The backlog represents blooming ideas

The backlog represents blooming ideas

Many discussions of product backlogs begin with the assumption that a backlog exists, but where does it come from? Whether you are building a new application or starting a new enhancement project, you need an initial backlog and many times that means that it needs to be developed. In most cases the initial backlog is not going to be delivered by the tooth fairy or by the product owner. Generating the initial backlog requires an investment of time and effort by the project team. Developing the user stories for the initial backlog can be accomplished in many ways. A few common approaches for building an initial product backlog include:

  1. Interview/Discussion Based – The first group of methods boil down to talking to the people that use the current system or know the business needs for a future system. Interview and discussion techniques gather people together and draw information out. These types of techniques have the benefit of being easily scalable. Interviews and discussions can be done one-on-one, small groups or in large groups.  Groups generally leverage techniques for facilitated sessions such as affinity diagraming or Joint Application Design (JAD).
    All interviews and discussion techniques require some degree of preparation. In informal interviews the interviewee needs to understand the business well enough to ask questions and should have both a goal and a strategy for the interview. Develop a question set for more formal sessions. A defined question set is a necessity for large groups or it is too easy to not get the information you need.  I have used variants of the killer innovations questions found Phil McKinney’s book Beyond The Obvious as an interview framework. The facilitated process detailed in Ellen Gottesdiener and Mary Gormans’s book Discover to Deliver (my review and interview with Ellen and Mary) along with affinity diagraming are two techniques I have found very useful for guiding facilitated sessions.
  2. Observation/Documentation Based – Observation and documentation techniques are very useful in scenarios where there is a current manual process that is going to be automated or where interviews are difficult to schedule.
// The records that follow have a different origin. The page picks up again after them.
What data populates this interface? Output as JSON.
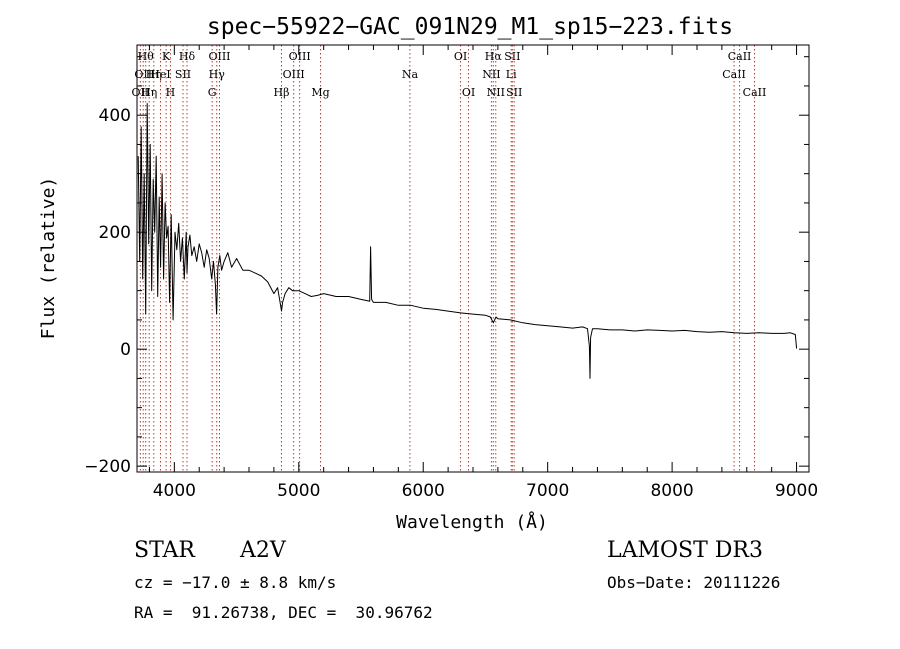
{
  "chart_data": {
    "type": "line",
    "title": "spec−55922−GAC_091N29_M1_sp15−223.fits",
    "xlabel": "Wavelength (Å)",
    "ylabel": "Flux (relative)",
    "xlim": [
      3700,
      9100
    ],
    "ylim": [
      -210,
      520
    ],
    "xticks": [
      4000,
      5000,
      6000,
      7000,
      8000,
      9000
    ],
    "xtick_labels": [
      "4000",
      "5000",
      "6000",
      "7000",
      "8000",
      "9000"
    ],
    "yticks": [
      -200,
      0,
      200,
      400
    ],
    "ytick_labels": [
      "−200",
      "0",
      "200",
      "400"
    ],
    "series": [
      {
        "name": "spectrum",
        "x": [
          3710,
          3722,
          3734,
          3746,
          3758,
          3770,
          3782,
          3794,
          3806,
          3818,
          3830,
          3842,
          3854,
          3866,
          3878,
          3890,
          3902,
          3914,
          3926,
          3938,
          3950,
          3962,
          3975,
          3990,
          4005,
          4020,
          4035,
          4050,
          4065,
          4080,
          4095,
          4102,
          4110,
          4125,
          4140,
          4160,
          4180,
          4200,
          4220,
          4240,
          4260,
          4280,
          4300,
          4315,
          4330,
          4340,
          4350,
          4365,
          4380,
          4400,
          4430,
          4460,
          4500,
          4550,
          4600,
          4650,
          4700,
          4750,
          4800,
          4830,
          4850,
          4861,
          4870,
          4890,
          4920,
          4950,
          5000,
          5050,
          5100,
          5150,
          5200,
          5300,
          5400,
          5500,
          5570,
          5577,
          5585,
          5600,
          5700,
          5800,
          5900,
          6000,
          6100,
          6200,
          6300,
          6400,
          6500,
          6540,
          6563,
          6585,
          6600,
          6700,
          6800,
          6900,
          7000,
          7100,
          7200,
          7280,
          7320,
          7335,
          7340,
          7345,
          7360,
          7400,
          7500,
          7600,
          7700,
          7800,
          7900,
          8000,
          8100,
          8200,
          8300,
          8400,
          8500,
          8600,
          8700,
          8800,
          8900,
          8950,
          8990,
          9000
        ],
        "values": [
          330,
          150,
          380,
          120,
          300,
          60,
          420,
          180,
          350,
          100,
          290,
          200,
          330,
          90,
          260,
          140,
          300,
          120,
          250,
          190,
          210,
          80,
          230,
          50,
          200,
          170,
          215,
          150,
          190,
          120,
          200,
          130,
          175,
          195,
          160,
          175,
          150,
          180,
          165,
          140,
          170,
          155,
          120,
          150,
          110,
          60,
          140,
          160,
          135,
          150,
          165,
          140,
          155,
          135,
          135,
          130,
          125,
          115,
          95,
          105,
          80,
          65,
          80,
          95,
          105,
          100,
          100,
          95,
          90,
          92,
          95,
          90,
          90,
          85,
          82,
          175,
          85,
          80,
          80,
          75,
          75,
          70,
          68,
          65,
          62,
          60,
          58,
          55,
          45,
          55,
          52,
          50,
          45,
          42,
          40,
          38,
          36,
          38,
          35,
          5,
          -50,
          20,
          35,
          35,
          33,
          33,
          31,
          33,
          32,
          31,
          32,
          30,
          29,
          30,
          28,
          27,
          28,
          27,
          27,
          28,
          25,
          1
        ]
      }
    ],
    "lines": [
      {
        "wavelength": 3727,
        "label": "OII",
        "row": 2
      },
      {
        "wavelength": 3750,
        "label": "OII",
        "row": 1
      },
      {
        "wavelength": 3770,
        "label": "Hθ",
        "row": 0
      },
      {
        "wavelength": 3798,
        "label": "Hη",
        "row": 2
      },
      {
        "wavelength": 3835,
        "label": "Hη",
        "row": 1
      },
      {
        "wavelength": 3889,
        "label": "HeI",
        "row": 1
      },
      {
        "wavelength": 3934,
        "label": "K",
        "row": 0
      },
      {
        "wavelength": 3969,
        "label": "H",
        "row": 2
      },
      {
        "wavelength": 4070,
        "label": "SII",
        "row": 1
      },
      {
        "wavelength": 4102,
        "label": "Hδ",
        "row": 0
      },
      {
        "wavelength": 4304,
        "label": "G",
        "row": 2
      },
      {
        "wavelength": 4341,
        "label": "Hγ",
        "row": 1
      },
      {
        "wavelength": 4363,
        "label": "OIII",
        "row": 0
      },
      {
        "wavelength": 4861,
        "label": "Hβ",
        "row": 2
      },
      {
        "wavelength": 4959,
        "label": "OIII",
        "row": 1
      },
      {
        "wavelength": 5007,
        "label": "OIII",
        "row": 0
      },
      {
        "wavelength": 5175,
        "label": "Mg",
        "row": 2
      },
      {
        "wavelength": 5893,
        "label": "Na",
        "row": 1
      },
      {
        "wavelength": 6300,
        "label": "OI",
        "row": 0
      },
      {
        "wavelength": 6364,
        "label": "OI",
        "row": 2
      },
      {
        "wavelength": 6548,
        "label": "NII",
        "row": 1
      },
      {
        "wavelength": 6563,
        "label": "Hα",
        "row": 0
      },
      {
        "wavelength": 6583,
        "label": "NII",
        "row": 2
      },
      {
        "wavelength": 6707,
        "label": "Li",
        "row": 1
      },
      {
        "wavelength": 6716,
        "label": "SII",
        "row": 0
      },
      {
        "wavelength": 6731,
        "label": "SII",
        "row": 2
      },
      {
        "wavelength": 8498,
        "label": "CaII",
        "row": 1
      },
      {
        "wavelength": 8542,
        "label": "CaII",
        "row": 0
      },
      {
        "wavelength": 8662,
        "label": "CaII",
        "row": 2
      }
    ]
  },
  "info": {
    "class_label": "STAR",
    "subclass_label": "A2V",
    "survey_label": "LAMOST DR3",
    "cz_text": "cz = −17.0 ± 8.8 km/s",
    "obs_date_text": "Obs−Date: 20111226",
    "coords_text": "RA =  91.26738, DEC =  30.96762"
  },
  "colors": {
    "spectrum": "#000000",
    "line_marker": "#c0392b",
    "axis": "#000000"
  }
}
Observation allows the observer to watch how work is done with the benefit of not having to rely on what can be described in an interview.  Interviews are subject to interpretation and cognitive biases. The downside to observation is that it is difficult to scale and is most effective when you use trained observers. Documentation techniques done by reading and reviewing system and user documentation, code and other system artifacts (like user interfaces and reports). [FRAGMENT] The review generates the requirements for the new project.
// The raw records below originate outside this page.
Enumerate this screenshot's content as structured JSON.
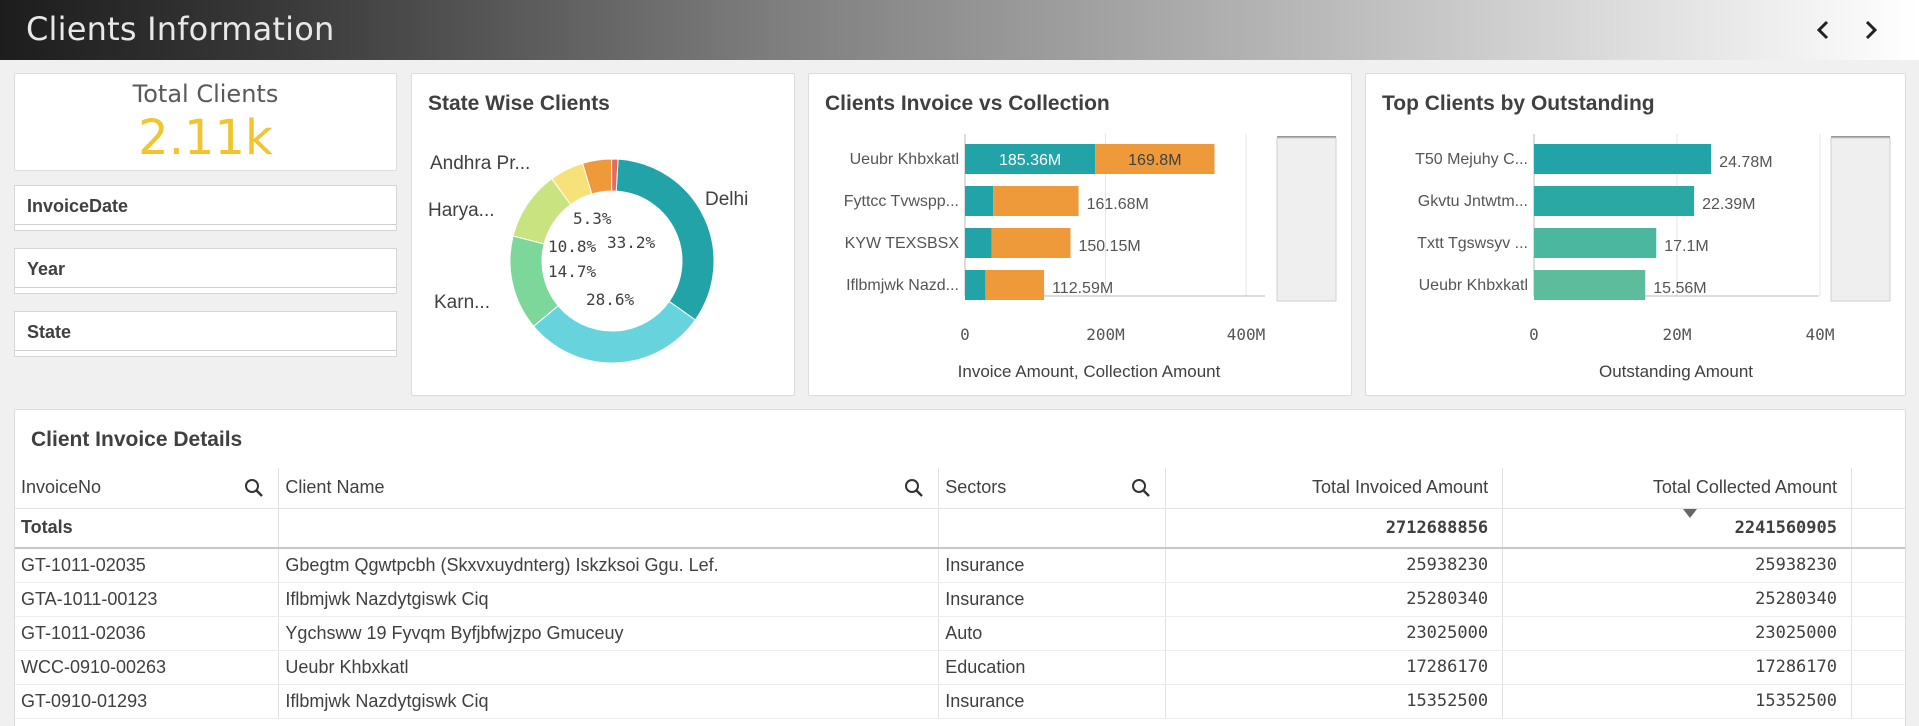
{
  "header": {
    "title": "Clients Information"
  },
  "colors": {
    "teal": "#21a3a8",
    "orange": "#ee9a3a",
    "green": "#5cbc9b",
    "kpi_yellow": "#f0c52e"
  },
  "kpi": {
    "label": "Total Clients",
    "value": "2.11k"
  },
  "filters": [
    "InvoiceDate",
    "Year",
    "State"
  ],
  "state_chart": {
    "title": "State Wise Clients",
    "labels": {
      "delhi": "Delhi",
      "andhra": "Andhra Pr...",
      "harya": "Harya...",
      "karn": "Karn..."
    },
    "pcts": {
      "p1": "5.3%",
      "p2": "10.8%",
      "p3": "33.2%",
      "p4": "14.7%",
      "p5": "28.6%"
    }
  },
  "chart_data": [
    {
      "type": "pie",
      "title": "State Wise Clients",
      "categories": [
        "Delhi",
        "",
        "Karn...",
        "Harya...",
        "Andhra Pr...",
        "",
        ""
      ],
      "values": [
        33.2,
        28.6,
        14.7,
        10.8,
        5.3,
        4.5,
        1.0
      ]
    },
    {
      "type": "bar",
      "title": "Clients Invoice vs Collection",
      "xlabel": "Invoice Amount, Collection Amount",
      "categories": [
        "Ueubr Khbxkatl",
        "Fyttcc Tvwspp...",
        "KYW TEXSBSX",
        "Iflbmjwk Nazd..."
      ],
      "series": [
        {
          "values": [
            185.36,
            40,
            38,
            29
          ]
        },
        {
          "values": [
            169.8,
            121.68,
            112.15,
            83.59
          ]
        }
      ],
      "totals": [
        355.16,
        161.68,
        150.15,
        112.59
      ],
      "labels": [
        "185.36M",
        "169.8M",
        "161.68M",
        "150.15M",
        "112.59M"
      ],
      "xticks": [
        "0",
        "200M",
        "400M"
      ],
      "xlim": [
        0,
        450
      ]
    },
    {
      "type": "bar",
      "title": "Top Clients by Outstanding",
      "xlabel": "Outstanding Amount",
      "categories": [
        "T50 Mejuhy C...",
        "Gkvtu Jntwtm...",
        "Txtt Tgswsyv ...",
        "Ueubr Khbxkatl"
      ],
      "values": [
        24.78,
        22.39,
        17.1,
        15.56
      ],
      "labels": [
        "24.78M",
        "22.39M",
        "17.1M",
        "15.56M"
      ],
      "xticks": [
        "0",
        "20M",
        "40M"
      ],
      "xlim": [
        0,
        45
      ]
    }
  ],
  "table": {
    "title": "Client Invoice Details",
    "columns": [
      "InvoiceNo",
      "Client Name",
      "Sectors",
      "Total Invoiced Amount",
      "Total Collected Amount"
    ],
    "totals_label": "Totals",
    "totals": {
      "invoiced": "2712688856",
      "collected": "2241560905"
    },
    "rows": [
      [
        "GT-1011-02035",
        "Gbegtm Qgwtpcbh (Skxvxuydnterg) Iskzksoi Ggu. Lef.",
        "Insurance",
        "25938230",
        "25938230"
      ],
      [
        "GTA-1011-00123",
        "Iflbmjwk Nazdytgiswk Ciq",
        "Insurance",
        "25280340",
        "25280340"
      ],
      [
        "GT-1011-02036",
        "Ygchsww 19 Fyvqm Byfjbfwjzpo Gmuceuy",
        "Auto",
        "23025000",
        "23025000"
      ],
      [
        "WCC-0910-00263",
        "Ueubr Khbxkatl",
        "Education",
        "17286170",
        "17286170"
      ],
      [
        "GT-0910-01293",
        "Iflbmjwk Nazdytgiswk Ciq",
        "Insurance",
        "15352500",
        "15352500"
      ]
    ]
  }
}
The goal of interviews, reading documentation or observing people working is to generate an initial list of work items. In most cases we are targeting getting just enough of the stories to get the project moving. The work items that are captured need to formatted and groomed just like any other backlog item. Backlog items should be formatted using the standard user story pattern (persona – goal – benefit), should be estimated and should have acceptance criteria.

Where do you get your initial product backlog?  The process begins by collecting needs and requirements.  These needs and requirements will be both business and technical nature.  Once you have this data you can apply standard user story grooming techniques.  For example, we can use story mapping to help drive the needs collection by mapping the information in order to expose gaps.  All of these techniques require one basic input – business needs and requirements.